Impressionen von der 13. Istanbul Biennale

Impressionen von der 13. Istanbul Biennale

 

„Mama, bin ich ein Barbar? lautet der reichlich mysteriöse Titel der diesjährigen Kunstbiennale in Istanbul, die vom 14. September – 20. Oktober 2013 dauert. Die Kuratoren wünschen sich eine politische Biennale, die sich im öffentlichen Raum abspielt, für jeden zugänglich ist – deshalb wird auch erstmals kein Eintritt verlangt.

 

88 Künstler problematisieren mit ihren Werken „die Spaltung unserer Welt in Barbarei und Zivilisation, Natur und Kultur, Individuum und Gemeinschaft, Ziellosigkeit und Gesetze etc. und visualisieren diese intellektuellen Prozesse zusammen mit emotionalen Experimenten“ - so steht es ziemlich anspruchsvoll im offiziellen Begleitprogramm.

 

Tatsächlich findet die Biennale an einem Hauptort und 3 kleineren Dependancen statt, die nicht sofort ins Auge springen, sondern sich fast zu verstecken scheinen.

 

Nach den brutalen Reaktionen der Regierung auf die Protestbewegung der Jugend in diesem Frühjahr hat man fast den Eindruck, dass die Macher der Biennale etwas der Mut verlassen hat. Von großer Öffentlichkeit ist jedenfalls keine Spur – aber vielleicht kommt das noch in den nächsten Wochen.

 

In den geschützten Räumen der Ausstellungshallen findet tatsächlich politischer Protest statt – am eindrücklichsten im Video von Kalil Altindere, in dem 3 Rapper durch ein Abrissviertel hetzen, einen Polizisten niederschlagen, selbst beschossen werden und trotzdem weiterrappen! Hier spürt man die Wut und den Hass gegen die Reichen und Mächtigen, die rücksichtslos alte Bausubstanz vernichten, um Platz für Luxuswohnungen zu schaffen. Wenn man als Besucher mit offenen Augen durch Istanbul läuft, sieht man an vielen Stellen diese neuen Wunden, die Bagger in altes, historisches Gemäuer reißen.

 

Viele Künstler beschäftigen sich in ihren Werken und Installationen mit den eingangs genannten Gegensätzen, allerdings in weitaus subtilerer und oft auch verschlüsselter Form. Insofern wird dem Besucher einiges abverlangt, jenseits der reinen ästhetischen Beurteilung der ausgestellten Kunst.

 

Unsere kleine Gruppe hat alle 4 Ausstellungsorte ausgiebig besucht und (trotz des politischen roten Fadens) durchaus sehenswerte Kunst gesehen.
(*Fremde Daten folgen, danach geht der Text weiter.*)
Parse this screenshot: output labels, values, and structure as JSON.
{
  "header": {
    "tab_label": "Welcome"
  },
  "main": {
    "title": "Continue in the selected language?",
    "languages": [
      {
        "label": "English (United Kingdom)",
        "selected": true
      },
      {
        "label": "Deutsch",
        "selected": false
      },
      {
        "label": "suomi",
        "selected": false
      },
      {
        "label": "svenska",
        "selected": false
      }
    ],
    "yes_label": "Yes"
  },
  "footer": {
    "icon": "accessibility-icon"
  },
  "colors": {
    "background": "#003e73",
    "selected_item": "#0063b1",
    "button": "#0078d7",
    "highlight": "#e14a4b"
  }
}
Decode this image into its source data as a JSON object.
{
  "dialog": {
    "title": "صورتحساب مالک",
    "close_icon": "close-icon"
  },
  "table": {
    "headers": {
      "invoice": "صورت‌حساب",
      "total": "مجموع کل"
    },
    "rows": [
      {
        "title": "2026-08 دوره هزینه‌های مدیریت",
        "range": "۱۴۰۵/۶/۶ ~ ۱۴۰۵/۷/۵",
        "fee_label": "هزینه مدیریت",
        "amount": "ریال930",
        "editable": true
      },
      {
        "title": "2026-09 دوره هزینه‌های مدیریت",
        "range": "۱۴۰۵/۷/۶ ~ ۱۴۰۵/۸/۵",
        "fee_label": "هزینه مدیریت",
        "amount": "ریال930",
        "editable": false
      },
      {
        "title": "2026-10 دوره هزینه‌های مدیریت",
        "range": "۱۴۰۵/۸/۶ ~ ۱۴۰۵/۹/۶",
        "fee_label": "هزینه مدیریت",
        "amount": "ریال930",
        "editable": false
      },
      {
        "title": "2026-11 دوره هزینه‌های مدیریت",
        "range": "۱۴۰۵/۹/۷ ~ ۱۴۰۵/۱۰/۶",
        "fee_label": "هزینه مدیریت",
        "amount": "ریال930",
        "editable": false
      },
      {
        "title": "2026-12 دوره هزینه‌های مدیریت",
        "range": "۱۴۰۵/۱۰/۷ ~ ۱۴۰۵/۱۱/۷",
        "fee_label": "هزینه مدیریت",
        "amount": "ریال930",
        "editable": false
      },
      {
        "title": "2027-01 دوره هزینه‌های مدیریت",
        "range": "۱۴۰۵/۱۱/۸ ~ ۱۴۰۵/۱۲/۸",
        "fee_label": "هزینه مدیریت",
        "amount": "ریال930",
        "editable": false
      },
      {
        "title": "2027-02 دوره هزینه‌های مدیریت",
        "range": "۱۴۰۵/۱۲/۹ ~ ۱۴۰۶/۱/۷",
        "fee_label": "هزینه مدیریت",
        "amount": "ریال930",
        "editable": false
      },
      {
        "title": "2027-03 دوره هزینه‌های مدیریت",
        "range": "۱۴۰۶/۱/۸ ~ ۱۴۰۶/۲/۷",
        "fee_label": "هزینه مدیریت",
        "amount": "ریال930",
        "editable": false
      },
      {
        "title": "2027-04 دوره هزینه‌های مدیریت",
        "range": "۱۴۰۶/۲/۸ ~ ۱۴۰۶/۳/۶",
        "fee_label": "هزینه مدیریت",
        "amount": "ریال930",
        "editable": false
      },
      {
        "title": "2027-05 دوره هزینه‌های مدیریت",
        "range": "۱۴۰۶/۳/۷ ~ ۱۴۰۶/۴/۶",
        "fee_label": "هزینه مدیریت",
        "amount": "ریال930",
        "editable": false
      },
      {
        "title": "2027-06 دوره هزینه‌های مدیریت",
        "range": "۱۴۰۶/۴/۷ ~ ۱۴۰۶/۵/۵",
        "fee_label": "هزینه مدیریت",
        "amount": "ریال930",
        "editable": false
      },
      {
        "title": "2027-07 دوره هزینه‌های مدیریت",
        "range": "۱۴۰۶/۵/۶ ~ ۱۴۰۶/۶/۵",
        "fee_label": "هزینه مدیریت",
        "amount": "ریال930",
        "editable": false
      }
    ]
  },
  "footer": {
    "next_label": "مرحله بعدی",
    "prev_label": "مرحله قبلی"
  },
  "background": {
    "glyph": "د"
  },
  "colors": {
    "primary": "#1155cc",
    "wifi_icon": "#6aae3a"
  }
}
In der folgenden Fotogalerie versuche ich, in einer durchaus subjektiven Auswahl einen visuellen Überblick und Eindruck der ausgestellten Kunst zu vermitteln. Im Vergleich zur vergleichsweisen gigantischen Biennale in Venedig ist die Istanbul-Biennale „klein, aber fein“ – und lohnt auf jeden Fall einen Besuch, abgesehen davon, dass Istanbul immer eine Reise wert ist!